El pensamiento en patrones: la inteligencia de los sistemas vivos
Narrar como tejido de relaciones, según Tyson Yunkaporta
Para Tyson Yunkaporta, el conocimiento no se conserva en archivos inertes, sino en el movimiento mismo de las relaciones. Lo que observa es una forma de pensar donde los saberes circulan a través de redes vivas, donde cada elemento —humano, terrestre, memorístico— se convierte en un nudo dentro de una trama más vasta. La perdurabilidad de los datos no reside en su fijación en un soporte, sino en su arraigo en vínculos que atraviesan las generaciones. Esos vínculos no son canales pasivos: transforman el conocimiento en algo dinámico, compartido, donde la memoria se nutre de la presencia de los demás.

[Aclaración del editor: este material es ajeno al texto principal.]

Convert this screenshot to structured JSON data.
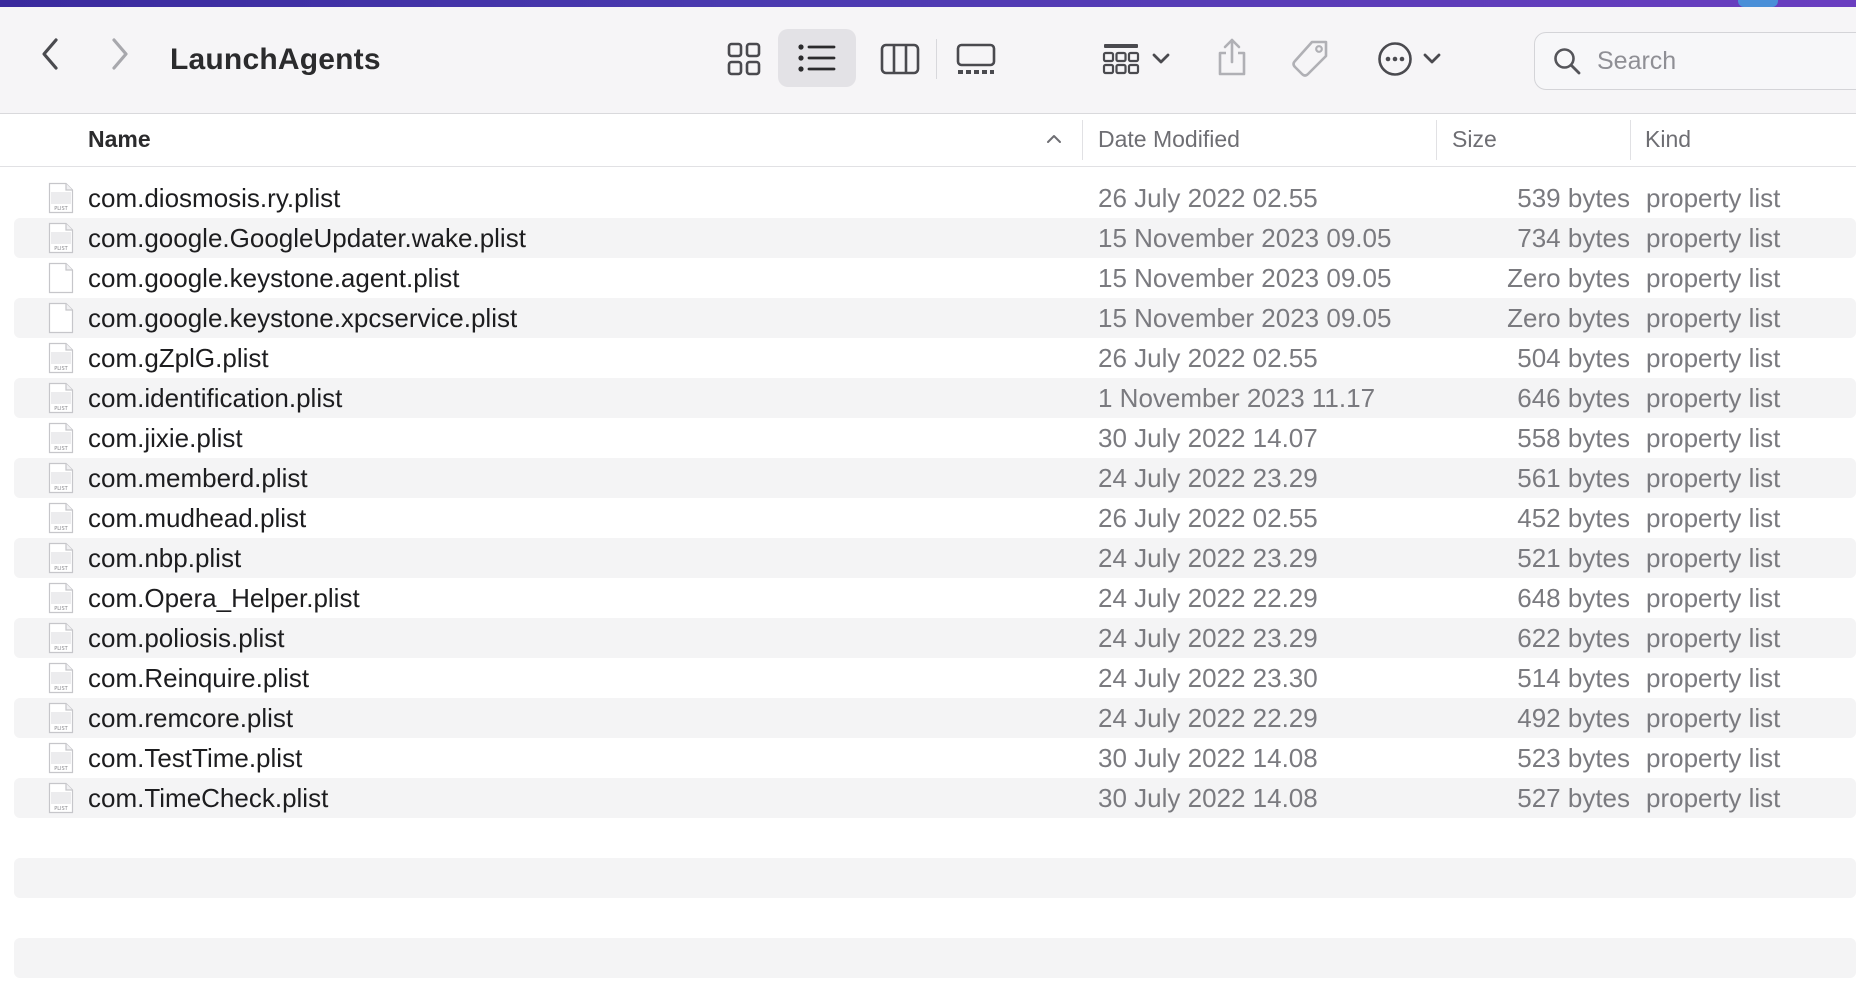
{
  "window": {
    "title": "LaunchAgents"
  },
  "toolbar": {
    "back_icon": "chevron-left-icon",
    "forward_icon": "chevron-right-icon",
    "views": [
      {
        "name": "icon-view",
        "icon": "grid-icon",
        "active": false
      },
      {
        "name": "list-view",
        "icon": "list-icon",
        "active": true
      },
      {
        "name": "column-view",
        "icon": "columns-icon",
        "active": false
      },
      {
        "name": "gallery-view",
        "icon": "gallery-icon",
        "active": false
      }
    ],
    "group_icon": "group-icon",
    "share_icon": "share-icon",
    "tag_icon": "tag-icon",
    "more_icon": "more-icon",
    "search": {
      "placeholder": "Search"
    }
  },
  "columns": {
    "name": "Name",
    "date": "Date Modified",
    "size": "Size",
    "kind": "Kind"
  },
  "files": [
    {
      "name": "com.diosmosis.ry.plist",
      "date": "26 July 2022 02.55",
      "size": "539 bytes",
      "kind": "property list",
      "icon": "plist"
    },
    {
      "name": "com.google.GoogleUpdater.wake.plist",
      "date": "15 November 2023 09.05",
      "size": "734 bytes",
      "kind": "property list",
      "icon": "plist"
    },
    {
      "name": "com.google.keystone.agent.plist",
      "date": "15 November 2023 09.05",
      "size": "Zero bytes",
      "kind": "property list",
      "icon": "blank"
    },
    {
      "name": "com.google.keystone.xpcservice.plist",
      "date": "15 November 2023 09.05",
      "size": "Zero bytes",
      "kind": "property list",
      "icon": "blank"
    },
    {
      "name": "com.gZplG.plist",
      "date": "26 July 2022 02.55",
      "size": "504 bytes",
      "kind": "property list",
      "icon": "plist"
    },
    {
      "name": "com.identification.plist",
      "date": "1 November 2023 11.17",
      "size": "646 bytes",
      "kind": "property list",
      "icon": "plist"
    },
    {
      "name": "com.jixie.plist",
      "date": "30 July 2022 14.07",
      "size": "558 bytes",
      "kind": "property list",
      "icon": "plist"
    },
    {
      "name": "com.memberd.plist",
      "date": "24 July 2022 23.29",
      "size": "561 bytes",
      "kind": "property list",
      "icon": "plist"
    },
    {
      "name": "com.mudhead.plist",
      "date": "26 July 2022 02.55",
      "size": "452 bytes",
      "kind": "property list",
      "icon": "plist"
    },
    {
      "name": "com.nbp.plist",
      "date": "24 July 2022 23.29",
      "size": "521 bytes",
      "kind": "property list",
      "icon": "plist"
    },
    {
      "name": "com.Opera_Helper.plist",
      "date": "24 July 2022 22.29",
      "size": "648 bytes",
      "kind": "property list",
      "icon": "plist"
    },
    {
      "name": "com.poliosis.plist",
      "date": "24 July 2022 23.29",
      "size": "622 bytes",
      "kind": "property list",
      "icon": "plist"
    },
    {
      "name": "com.Reinquire.plist",
      "date": "24 July 2022 23.30",
      "size": "514 bytes",
      "kind": "property list",
      "icon": "plist"
    },
    {
      "name": "com.remcore.plist",
      "date": "24 July 2022 22.29",
      "size": "492 bytes",
      "kind": "property list",
      "icon": "plist"
    },
    {
      "name": "com.TestTime.plist",
      "date": "30 July 2022 14.08",
      "size": "523 bytes",
      "kind": "property list",
      "icon": "plist"
    },
    {
      "name": "com.TimeCheck.plist",
      "date": "30 July 2022 14.08",
      "size": "527 bytes",
      "kind": "property list",
      "icon": "plist"
    }
  ],
  "file_icon_label": "PLIST"
}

Este enfoque no rechaza lo escrito, sino que lo sitúa en diálogo con la oralidad. Ambos sistemas, lejos de oponerse, se refuerzan mutuamente. Su relación importa tanto como su contenido propio. Tyson Yunkaporta subraya que las tradiciones orales, cuando echan raíces en relaciones profundas, funcionan como ecosistemas cognitivos. El conocimiento se distribuye allí no como un objeto por poseer, sino como una energía por hacer circular. Esta circulación crea una forma de resiliencia: si un eslabón llega a faltar, la red persiste, pues la memoria no depende de un único punto de almacenamiento.
Las tradiciones orales arraigadas en relaciones profundas constituyen una forma de pensar donde el conocimiento se apoya en redes biológicas de asociación en equanimidad —lo que proporciona un cortafuegos contra los eventuales actos de dictadores que algún día decidieran prender fuego a nuestras bibliotecas.
Lo que Tyson Yunkaporta denomina el espíritu de parentesco no es una metáfora, sino una práctica concreta. Aprender con o a través de alguien es inscribir el saber en el espacio que los une. La memoria se vuelve entonces relacional: despierta en presencia del otro, o incluso al evocar su imagen, su nombre. Esta manera de retener no se limita a los humanos. Se extiende a todo lo que participa en esas redes de conexión, como si el pensamiento mismo fuera una forma de simbiosis.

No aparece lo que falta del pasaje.